Bien qu’il n’y ait aucun doute sur l’absence de distinctivité de marques composées de termes descriptifs des produits et services visés, un tel constat semble moins évident lorsqu’il s’agit de marques évocatrices qui, par définition, se composent d’éléments pouvant faire référence, directement ou indirectement aux produits et services visés.

Encore aujourd’hui, le caractère distinctif des marques évocatrices fait débat au sein des juridictions, comme en atteste cette décision de la Cour de cassation du 6 décembre 2023.

En l’espèce, l’affaire oppose deux sociétés.

La première – la société Lekiosque.fr – propose par l’intermédiaire de son site, des abonnements à des journaux et magazines en version numérique. Elle est titulaire de la marque verbale française « lekiosque.fr ».

La seconde – la société Toutabo – est spécialisée dans la collecte d’abonnements sur internet pour la presse papier. Elle est titulaire de la marque semi-figurative « monkiosque.fr – monkiosque.net », de la marque française verbale « monkiosque » ainsi que des noms de domaine « monkiosque.fr » et « monkiosque.net ».

Considérant que les marques « monkiosque.fr – monkiosque.net » et « monkiosque » (ci-après « les Marques contestées ») portaient atteinte à ses droits antérieurs, la société Lekiosque.fr a décidé de former une action en annulation des marques de la société Toutabo, pour défaut de distinctivité notamment. En réaction, la société Toutabo a formé une demande reconventionnelle en contrefaçon de ses marques et en réparation de son préjudice.

La Cour d’appel a débouté notamment la société Lekiosque.fr de sa demande en annulation pour défaut de distinctivité des Marques contestées. 

La société Lekiosque.fr a donc formé un pourvoi en cassation en faisant valoir que les Marques contestées et notamment composées du terme « kiosque » étaient dépourvues de distinctivité en ce qu’elles décrivent et évoquent les services de vente, d’abonnement ou de distribution de presse en ligne visés.

En l’espèce au soutien de sa demande, la société Lekiosque.fr soutenait que le terme « kiosque » faisait aujourd’hui l’objet d’un usage généralisé dans le secteur de la distribution de la presse en ligne.

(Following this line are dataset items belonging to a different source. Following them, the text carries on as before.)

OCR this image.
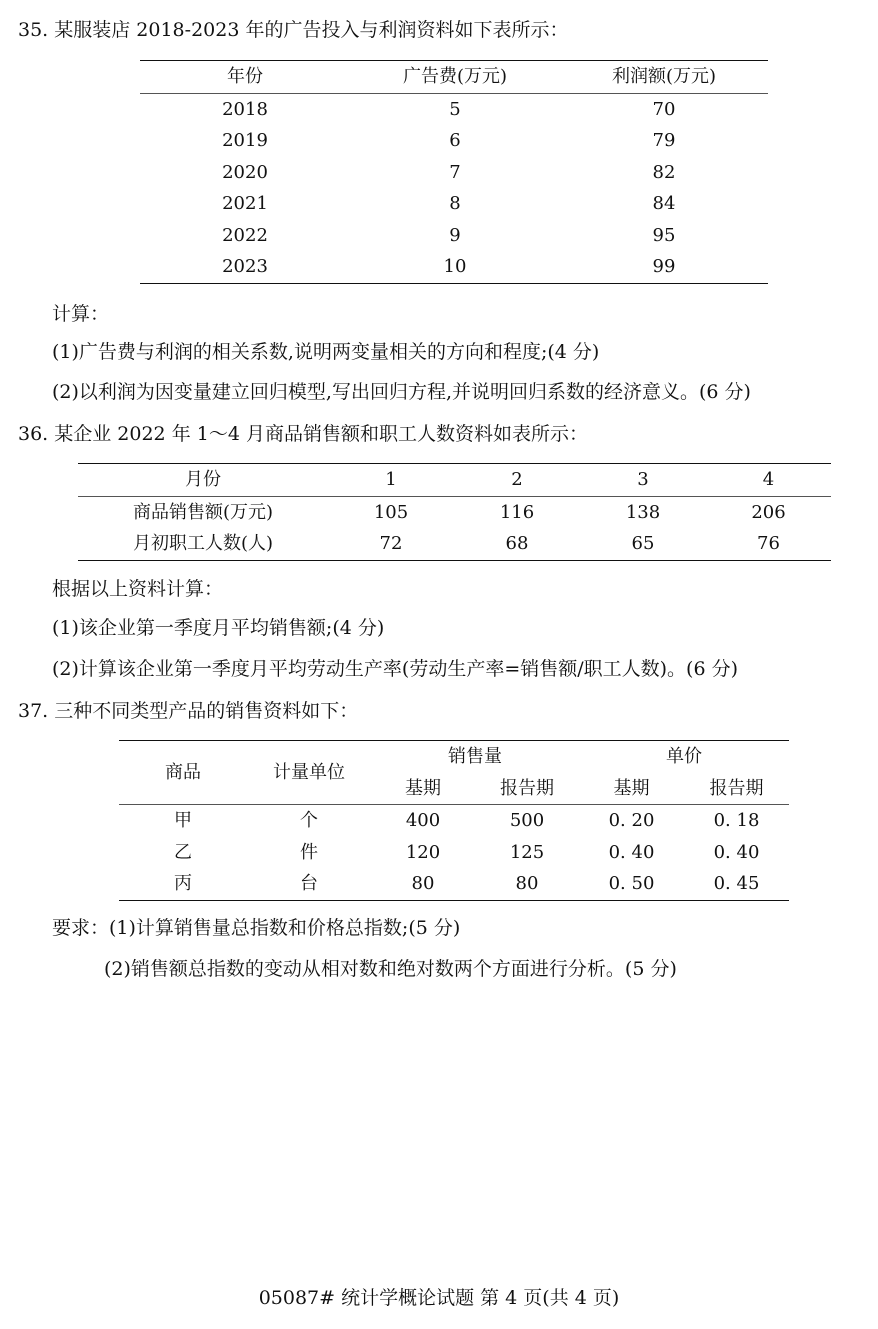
35. 某服装店 2018-2023 年的广告投入与利润资料如下表所示：
年份	广告费(万元)	利润额(万元)
2018	5	70
2019	6	79
2020	7	82
2021	8	84
2022	9	95
2023	10	99
计算：
(1)广告费与利润的相关系数,说明两变量相关的方向和程度;(4 分)
(2)以利润为因变量建立回归模型,写出回归方程,并说明回归系数的经济意义。(6 分)
36. 某企业 2022 年 1～4 月商品销售额和职工人数资料如表所示：
月份	1	2	3	4
商品销售额(万元)	105	116	138	206
月初职工人数(人)	72	68	65	76
根据以上资料计算：
(1)该企业第一季度月平均销售额;(4 分)
(2)计算该企业第一季度月平均劳动生产率(劳动生产率=销售额/职工人数)。(6 分)
37. 三种不同类型产品的销售资料如下：
商品	计量单位	销售量		单价	
		基期	报告期	基期	报告期
甲	个	400	500	0. 20	0. 18
乙	件	120	125	0. 40	0. 40
丙	台	80	80	0. 50	0. 45
要求：(1)计算销售量总指数和价格总指数;(5 分)
(2)销售额总指数的变动从相对数和绝对数两个方面进行分析。(5 分)
05087# 统计学概论试题 第 4 页(共 4 页)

Or, cet argument n’a pas suffi à convaincre la Cour de cassation qui a rappelé que le caractère distinctif de la marque s’apprécie au jour du dépôt et au regard de la connaissance du terme contesté auprès du public concerné. Autrement dit, le caractère distinctif et évocateur ne s’apprécie pas au jour du litige.

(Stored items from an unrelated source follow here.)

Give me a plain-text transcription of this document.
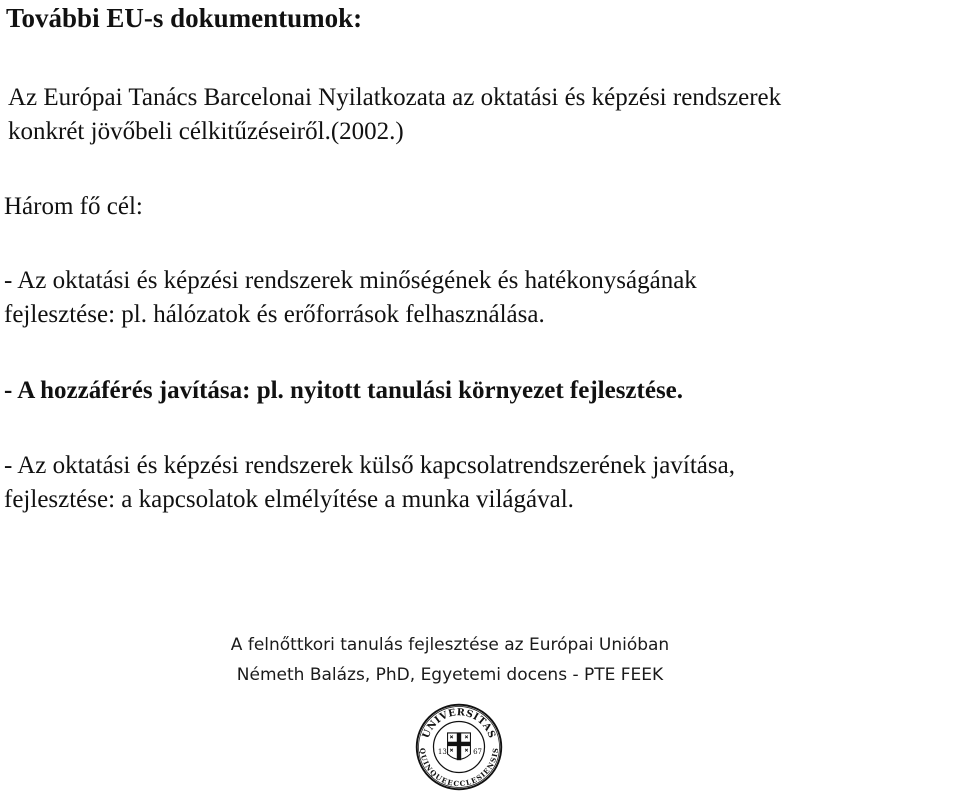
További EU-s dokumentumok:

Az Európai Tanács Barcelonai Nyilatkozata az oktatási és képzési rendszerek
konkrét jövőbeli célkitűzéseiről.(2002.)

Három fő cél:

- Az oktatási és képzési rendszerek minőségének és hatékonyságának
fejlesztése: pl. hálózatok és erőforrások felhasználása.

- A hozzáférés javítása: pl. nyitott tanulási környezet fejlesztése.

- Az oktatási és képzési rendszerek külső kapcsolatrendszerének javítása,
fejlesztése: a kapcsolatok elmélyítése a munka világával.

A felnőttkori tanulás fejlesztése az Európai Unióban
Németh Balázs, PhD, Egyetemi docens - PTE FEEK
UNIVERSITAS
QUINQUEECCLESIENSIS
13	67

Partant en application de ce principe, la Cour de cassation a validé le raisonnement des juges de la Cour d’appel ayant relevé « qu'il n'est pas démontré qu'à la date des demandes d'enregistrement des marques en cause » et qu’« au contraire, que les articles de presse datés entre 2000 et 2006 adjoignent au terme « kiosque » les adjectifs « numérique » ou « électronique », ce qui montre que le public ne peut faire un rapprochement immédiat entre l'expression « monkiosque », certes évocatrice, reprise dans les marques litigieuses, et ces services. »

La Cour de cassation poursuit en indiquant qu’en l’état de ces constatations, la Cour d’appel « n'était pas tenue de procéder à une recherche qui ne lui était pas demandée » et « a pu ne pas tenir compte de la généralisation actuelle alléguée de l'appellation « kiosque », dans le secteur de la distribution de la presse en ligne, laquelle était inopérante pour apprécier le caractère distinctif du signe « monkiosque » au moment du dépôt des marques attaquées, dès lors que la société Lekiosque.fr n'avait pas soutenu qu'à cette date, il était raisonnable d'envisager qu'il le devienne ».

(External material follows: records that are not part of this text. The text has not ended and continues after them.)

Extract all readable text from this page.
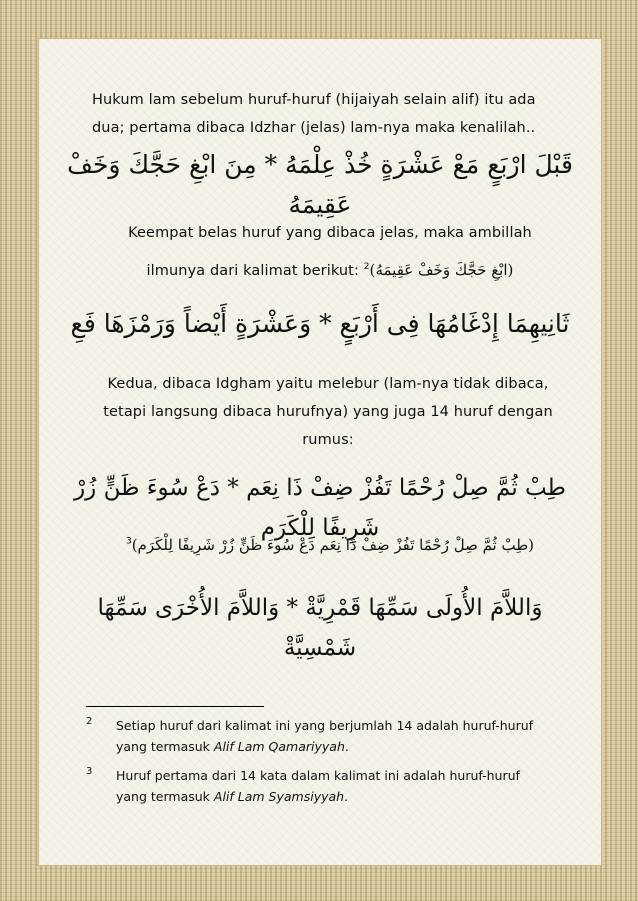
Hukum lam sebelum huruf-huruf (hijaiyah selain alif) itu ada
dua; pertama dibaca Idzhar (jelas) lam-nya maka kenalilah..
قَبْلَ ارْبَعٍ مَعْ عَشْرَةٍ خُذْ عِلْمَهُ * مِنَ ابْغِ حَجَّكَ وَخَفْ عَقِيمَهُ
Keempat belas huruf yang dibaca jelas, maka ambillah
ilmunya dari kalimat berikut: $^2$(ابْغِ حَجَّكَ وَخَفْ عَقِيمَهُ)
ثَانِيهِمَا إِدْغَامُهَا فِى أَرْبَعٍ * وَعَشْرَةٍ أَيْضاً وَرَمْزَهَا فَعِ
Kedua, dibaca Idgham yaitu melebur (lam-nya tidak dibaca,
tetapi langsung dibaca hurufnya) yang juga 14 huruf dengan
rumus:
طِبْ ثُمَّ صِلْ رُحْمًا تَفُزْ ضِفْ ذَا نِعَم * دَعْ سُوءَ ظَنٍّ زُرْ شَرِيفًا لِلْكَرَم
$^3$(طِبْ ثُمَّ صِلْ رُحْمًا تَفُزْ ضِفْ ذَا نِعَم دَعْ سُوءَ ظَنٍّ زُرْ شَرِيفًا لِلْكَرَم)
وَاللاَّمَ الأُولَى سَمِّهَا قَمْرِيَّةْ * وَاللاَّمَ الأُخْرَى سَمِّهَا شَمْسِيَّةْ
2 Setiap huruf dari kalimat ini yang berjumlah 14 adalah huruf-huruf
yang termasuk Alif Lam Qamariyyah.
3 Huruf pertama dari 14 kata dalam kalimat ini adalah huruf-huruf
yang termasuk Alif Lam Syamsiyyah.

Il ressort de ces éléments que la généralisation d’un terme au moment du litige n’a pas d’effet sur l’appréciation du caractère distinctif de la marque au moment du dépôt, sauf à démontrer que, déjà au moment du dépôt, le caractère évocateur était déjà présent.

Auparavant et à titre d’illustrations, les juges ont pu admettre la distinctivité des marques évocatrices suivantes : « Zeste » (pour désigner des boissons)[3] ou « Securitas » (pour désigner des services de gardiennage et de protection)[4] ou encore « petites récoltes » (pour désigner du vin)[5].

Cette affaire met en lumière le fait que le caractère évocateur d’un signe ne constitue pas nécessairement un obstacle à son enregistrement et à sa protection mais met en avant tout de même le fait que la frontière entre une marque évocatrice et une marque non distinctive est subtile, subjective si ce n’est incertaine et nécessite en tout état de cause de se ménager la preuve de cette distinctivité, qui doit être rapportée au moment du dépôt de la marque.

De manière générale, si le droit protège en théorie toutes les marques de la même façon, force est de constater, qu’en pratique, les marques évocatrices constituent des marques présentant un degré de protection plus faible que celles hautement distinctives. Plus une marque sera allusive, moins son monopole sera facile à défendre contre ses concurrents, notamment dans le cadre d’une action en contrefaçon. Il est donc essentiel pour tout titulaire d’une marque évocatrice de se ménager la preuve de la distinctivité de sa marque au moment du dépôt.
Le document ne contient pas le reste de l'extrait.